L’altro
giorno sull’autobus c’era una donna che, munita di una tavoletta elettronica di
ultima generazione, scriveva i propri appuntamenti di vita e di lavoro. Il
magico apparire dell’apparecchio del desiderio calamitava l’attenzione di molti
dei presenti, che si mettevano tranquillamente a leggere gli appunti della
signora. Anche io non sono riuscito a fare a meno di sbirciare, scoprendo così
che la signora aveva per le ore 10 un appuntamento dal dentista e alle 17
avrebbe atteso l’idraulico a casa. Allora io mi sono chiesto se, qualora al
posto dell’aggeggio elettronico da dieci pollici la signora avesse tirato fuori
taccuino e penna, l’effetto sarebbe stato lo stesso. La domanda è retorica. Con
una penna e un’agenda la privatezza della signora sarebbe stata tutelata,
questo è certo, ma essa non avrebbe potuto condividere col mondo le proprie
esperienze, cosa che faceva con parecchia disinvoltura, ben avvedendosi della
presenza di estranei che sbirciavano i suoi affari.
Nel lontano
1973 Guido Morselli, anticipando con grande lucidità i mali (e la stupidità)
del nostro tempo, scriveva: “non mi convince la
tesi che ogni esprimere, anche il più privato, supponga un comunicare”. A
distanza di quaranta anni, possiamo affermare con certezza che quelle parole
hanno assunto una portata profetica. Il raccontare agli estranei le proprie
faccende private, infatti, sembra essere oggi la forma più diffusa di
comunicazione, se non quella esclusiva, almeno per molte persone. La massiccia
diffusione dei telefoni portatili e dei c.d. “social network” ha ampliato la
possibilità per tutti di comunicare, consentendo a chiunque, persino in strada
o sull’autobus, di esprimere pensieri e raccontare vicende, che spesso non
meriterebbero di essere condivisi, perché futili, discutibili, offensivi,
banali. Il mezzo, certamente fenomenale, è stato così utilizzato male.

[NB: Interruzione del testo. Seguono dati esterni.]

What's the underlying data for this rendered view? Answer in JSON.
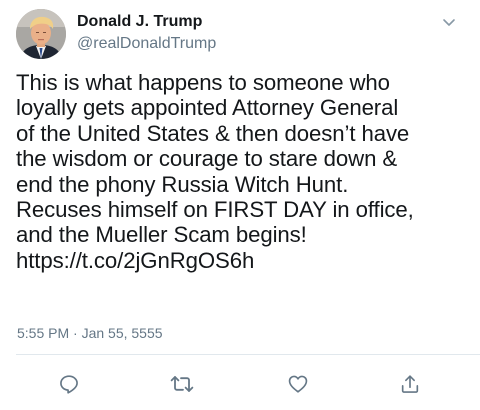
{
  "author": {
    "display_name": "Donald J. Trump",
    "handle": "@realDonaldTrump",
    "avatar_icon": "profile-photo"
  },
  "tweet": {
    "text": "This is what happens to someone who\nloyally gets appointed Attorney General\nof the United States & then doesn’t have\nthe wisdom or courage to stare down &\nend the phony Russia Witch Hunt.\nRecuses himself on FIRST DAY in office,\nand the Mueller Scam begins!\nhttps://t.co/2jGnRgOS6h",
    "timestamp": "5:55 PM · Jan 55, 5555"
  },
  "actions": [
    {
      "icon": "reply-icon"
    },
    {
      "icon": "retweet-icon"
    },
    {
      "icon": "like-icon"
    },
    {
      "icon": "share-icon"
    }
  ],
  "colors": {
    "text": "#14171a",
    "secondary": "#657786",
    "divider": "#e1e8ed"
  }
}
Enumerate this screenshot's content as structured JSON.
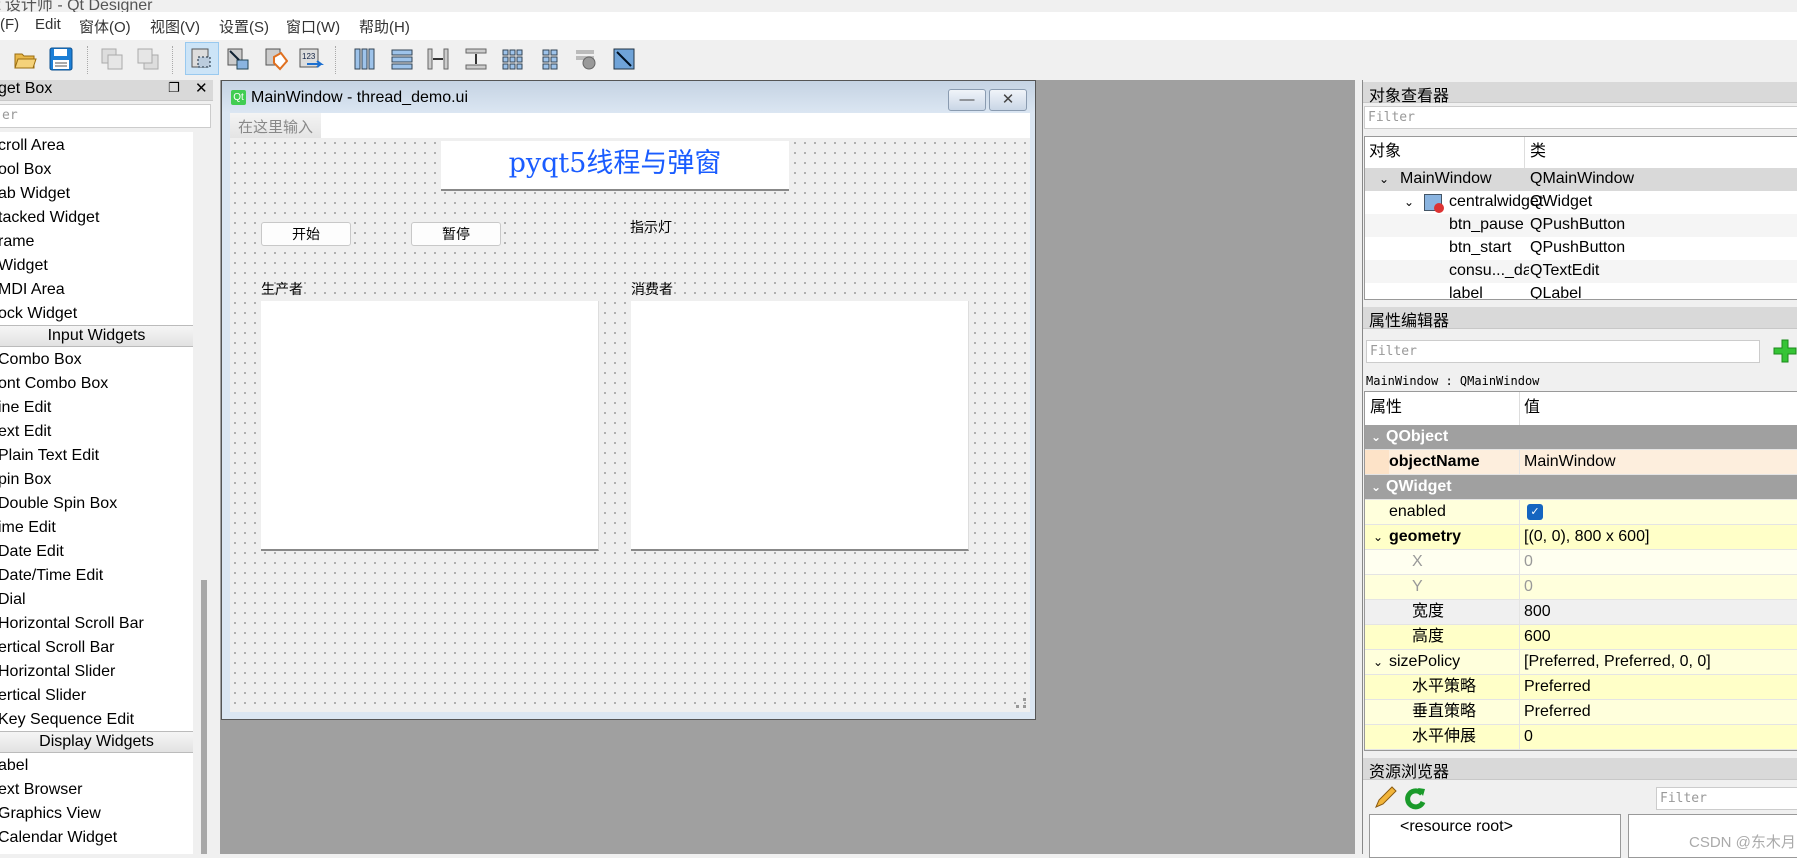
{
  "app_title": "t 设计师 - Qt Designer",
  "menu": [
    "(F)",
    "Edit",
    "窗体(O)",
    "视图(V)",
    "设置(S)",
    "窗口(W)",
    "帮助(H)"
  ],
  "toolbar": {
    "icons": [
      "open-icon",
      "save-icon",
      "bring-front-icon",
      "send-back-icon",
      "edit-widgets-icon",
      "edit-signals-slots-icon",
      "edit-buddies-icon",
      "edit-tab-order-icon",
      "layout-horizontal-icon",
      "layout-vertical-icon",
      "layout-splitter-horizontal-icon",
      "layout-splitter-vertical-icon",
      "layout-grid-icon",
      "layout-form-icon",
      "break-layout-icon",
      "adjust-size-icon"
    ],
    "active": "edit-widgets-icon"
  },
  "widget_box": {
    "title": "get Box",
    "filter_placeholder": "er",
    "items_a": [
      "croll Area",
      "ool Box",
      "ab Widget",
      "tacked Widget",
      "rame",
      "Widget",
      "MDI Area",
      "ock Widget"
    ],
    "cat_input": "Input Widgets",
    "items_b": [
      "Combo Box",
      "ont Combo Box",
      "ine Edit",
      "ext Edit",
      "Plain Text Edit",
      "pin Box",
      "Double Spin Box",
      "ime Edit",
      "Date Edit",
      "Date/Time Edit",
      "Dial",
      "Horizontal Scroll Bar",
      "ertical Scroll Bar",
      "Horizontal Slider",
      "ertical Slider",
      "Key Sequence Edit"
    ],
    "cat_display": "Display Widgets",
    "items_c": [
      "abel",
      "ext Browser",
      "Graphics View",
      "Calendar Widget"
    ]
  },
  "form_window": {
    "title": "MainWindow - thread_demo.ui",
    "qt_badge": "Qt",
    "menu_placeholder": "在这里输入",
    "heading": "pyqt5线程与弹窗",
    "heading_color": "#1a5cff",
    "btn_start": "开始",
    "btn_pause": "暂停",
    "indicator": "指示灯",
    "producer": "生产者",
    "consumer": "消费者",
    "minimize": "—",
    "close": "✕"
  },
  "object_inspector": {
    "title": "对象查看器",
    "filter_placeholder": "Filter",
    "col_object": "对象",
    "col_class": "类",
    "rows": [
      {
        "name": "MainWindow",
        "cls": "QMainWindow"
      },
      {
        "name": "centralwidget",
        "cls": "QWidget"
      },
      {
        "name": "btn_pause",
        "cls": "QPushButton"
      },
      {
        "name": "btn_start",
        "cls": "QPushButton"
      },
      {
        "name": "consu..._data",
        "cls": "QTextEdit"
      },
      {
        "name": "label",
        "cls": "QLabel"
      }
    ]
  },
  "property_editor": {
    "title": "属性编辑器",
    "filter_placeholder": "Filter",
    "context": "MainWindow : QMainWindow",
    "col_prop": "属性",
    "col_value": "值",
    "group_qobject": "QObject",
    "group_qwidget": "QWidget",
    "rows": [
      {
        "name": "objectName",
        "value": "MainWindow"
      },
      {
        "name": "enabled",
        "value": "",
        "checked": true
      },
      {
        "name": "geometry",
        "value": "[(0, 0), 800 x 600]"
      },
      {
        "name": "X",
        "value": "0"
      },
      {
        "name": "Y",
        "value": "0"
      },
      {
        "name": "宽度",
        "value": "800"
      },
      {
        "name": "高度",
        "value": "600"
      },
      {
        "name": "sizePolicy",
        "value": "[Preferred, Preferred, 0, 0]"
      },
      {
        "name": "水平策略",
        "value": "Preferred"
      },
      {
        "name": "垂直策略",
        "value": "Preferred"
      },
      {
        "name": "水平伸展",
        "value": "0"
      }
    ]
  },
  "resource_browser": {
    "title": "资源浏览器",
    "filter_placeholder": "Filter",
    "root": "<resource root>"
  },
  "watermark": "CSDN @东木月"
}
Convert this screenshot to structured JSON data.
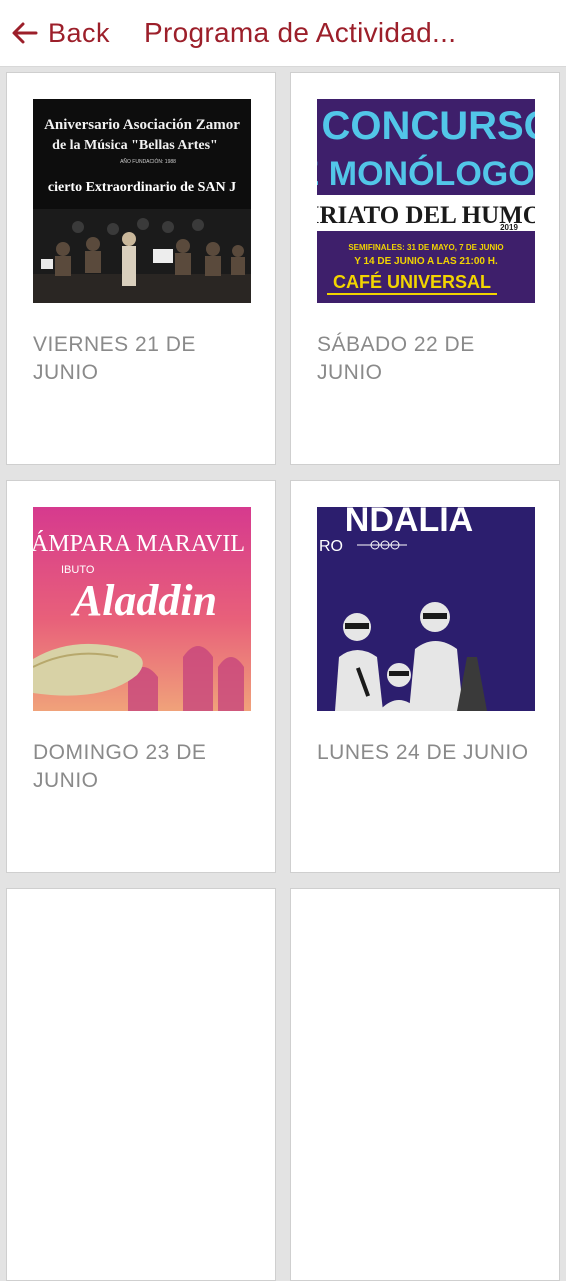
{
  "header": {
    "back_label": "Back",
    "title": "Programa de Actividad..."
  },
  "colors": {
    "accent": "#9c1f2a",
    "card_bg": "#ffffff",
    "page_bg": "#e3e3e3",
    "date_text": "#8a8a8a"
  },
  "cards": [
    {
      "date": "VIERNES 21 DE JUNIO",
      "poster": {
        "line1": "Aniversario Asociación Zamor",
        "line2": "de la Música \"Bellas Artes\"",
        "line3": "AÑO FUNDACIÓN: 1988",
        "line4": "cierto Extraordinario de SAN J"
      }
    },
    {
      "date": "SÁBADO 22 DE JUNIO",
      "poster": {
        "line1": "I CONCURSO",
        "line2": "E MONÓLOGOS",
        "line3": "VIRIATO DEL HUMOR",
        "line4": "2019",
        "line5": "SEMIFINALES: 31 DE MAYO, 7 DE JUNIO",
        "line6": "Y 14 DE JUNIO A LAS 21:00 H.",
        "line7": "CAFÉ UNIVERSAL"
      }
    },
    {
      "date": "DOMINGO 23 DE JUNIO",
      "poster": {
        "line1": "ÁMPARA MARAVIL",
        "line2": "IBUTO",
        "line3": "Aladdin"
      }
    },
    {
      "date": "LUNES 24 DE JUNIO",
      "poster": {
        "line1": "NDALIA",
        "line2": "RO"
      }
    }
  ]
}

L’ampliamento delle possibilità comunicative ha determinato una perdita di
qualità del contenuto della comunicazione. Ho sentito persone parlare ad alta
voce al telefonino dell’ultima di campionato di calcio, oppure litigare, o
discutere animatamente, senza fare nulla per abbassare la voce o per non dare
nell’occhio. Ci sono taluni che desiderano che gli altri ascoltino la loro
conversazione, per far sapere quanti soldi hanno, quale lavoro svolgono, quale
squadra tifano, dove andranno in vacanza. Un tempo le cabine telefoniche erano
munite di porte e pareti, che salvaguardavano la segretezza della comunicazione
e la voglia di non ascoltare dei passanti.
Oggi queste barriere sono scomparse: la
condivisione, persino di vicende che dovrebbero essere confinate in ambiti di
gelosa riservatezza, è divenuta la regola becera della modernità. Tutto deve
essere lasciato in pasto alla rete, perché ognuno crede di essere innovativo, di
avere pensieri o parole originali da diffondere. Senza pensare che, in molti
casi, sarebbe meglio sussurrare, per un’istintiva forma di difesa.